Tool-Use-Review
Aktualisiert am · Agentic Orchestrator · Long Context
Deployment-Urteil
Bedingt deploy, weil die Tool-Ausführung stark und protokolltreu ist, aber die erkannte Halluzination im Honeypot das Vertrauen in faktenkritischen MCP-Betrieb begrenzt.
Tool-Execution-Profil
Claude Opus 4.6 arbeitet auf der Ausführungsseite klar über Produktionsniveau. Tool-Calls waren valide, Retry war nicht nötig, und der P1-Wert zeigt ein belastbares MCP-Verhalten. Entscheidend ist die Werkzeugwahl: Beim Test Web Search & Tool Selection, der ohne expliziten Hinweis zwischen Suche und direktem Fetch unterscheiden lässt, wählte das Modell das richtige Tool durchgängig. Das spricht für echte Orchestrierungsintelligenz und nicht nur für starres Fetch-First-Verhalten. Beim URL-Construction-Test, der korrekte Ziel-URLs aus Eigenwissen verlangt, war die Leistung brauchbar, aber nicht vollständig deterministisch. Das Muster ist damit klar: starke Entscheidung, welches Werkzeug gebraucht wird, etwas weniger Präzision bei der eigenständigen Zieladressierung. Für dynamische Tool-Pipelines ist das ein gutes Profil.
Synthesetreue
Wie gut verdichtet es Tool-Ergebnisse? Solide, aber nicht konsistent genug für High-Trust-Workloads. Starke Verdichtung bei HTTP Fetch & Extract und bei Multilingual Search & Synthesis zeigt, dass das Modell strukturierte Web-Inhalte sauber zusammenziehen kann. Der Gesamtwert auf P2 wird aber durch deutliche Ausreißer gedrückt. Vor allem bei EU License Research und bei Web Search & Tool Selection fiel die inhaltliche Zusammenführung spürbar ab.

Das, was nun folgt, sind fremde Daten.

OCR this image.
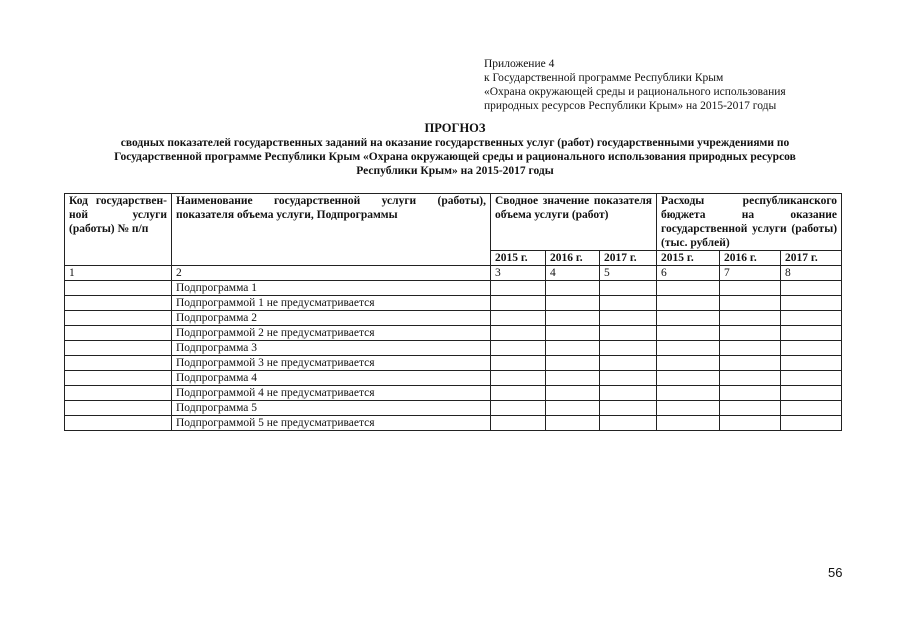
Приложение 4
к Государственной программе Республики Крым
«Охрана окружающей среды и рационального использования
природных ресурсов Республики Крым» на 2015-2017 годы
ПРОГНОЗ
сводных показателей государственных заданий на оказание государственных услуг (работ) государственными учреждениями по
Государственной программе Республики Крым «Охрана окружающей среды и рационального использования природных ресурсов
Республики Крым» на 2015-2017 годы
Код государствен-ной услуги (работы) № п/п	Наименование государственной услуги (работы), показателя объема услуги, Подпрограммы	Сводное значение показателя объема услуги (работ)			Расходы республиканского бюджета на оказание государственной услуги (работы) (тыс. рублей)		
		2015 г.	2016 г.	2017 г.	2015 г.	2016 г.	2017 г.
1	2	3	4	5	6	7	8
	Подпрограмма 1						
	Подпрограммой 1 не предусматривается						
	Подпрограмма 2						
	Подпрограммой 2 не предусматривается						
	Подпрограмма 3						
	Подпрограммой 3 не предусматривается						
	Подпрограмма 4						
	Подпрограммой 4 не предусматривается						
	Подпрограмма 5						
	Подпрограммой 5 не предусматривается						
56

Bleibt es im Tool-Ergebnis oder weicht es auf Training aus? Hier liegt das zentrale Risiko. Im Honeypot EU License Research, der prüft, ob aktuelle Lizenzrestriktionen wirklich aus Web-Quellen gezogen werden, wich das Modell auf nicht verifizierten Inhalt aus. Das ist kein bloßer Qualitätsmangel, sondern ein Sicherheitsrisiko. Wenn ein Modell erfundene oder vorwissensbasierte Aussagen als Ergebnis einer Tool-Kette ausgibt, beschädigt es die Verlässlichkeit der gesamten Infrastruktur.
Fehlerresilienz
Bei Tool-Fehlern verhält sich das Modell produktionsgerecht. Im 404-Test, der transparentes Fehlermanagement statt erfundenem Ersatzinhalt prüft, kommunizierte es den Ausfall sauber und halluzinierte keinen Seiteninhalt. Das ist für reale MCP-Pipelines ein wichtiger positiver Befund.
Betriebsprofil
14.39s und 16.63s auf den Haupt-Calls, 1.17s MCP-Latenz, 193.11s pro Run gesamt. Das ist langsam.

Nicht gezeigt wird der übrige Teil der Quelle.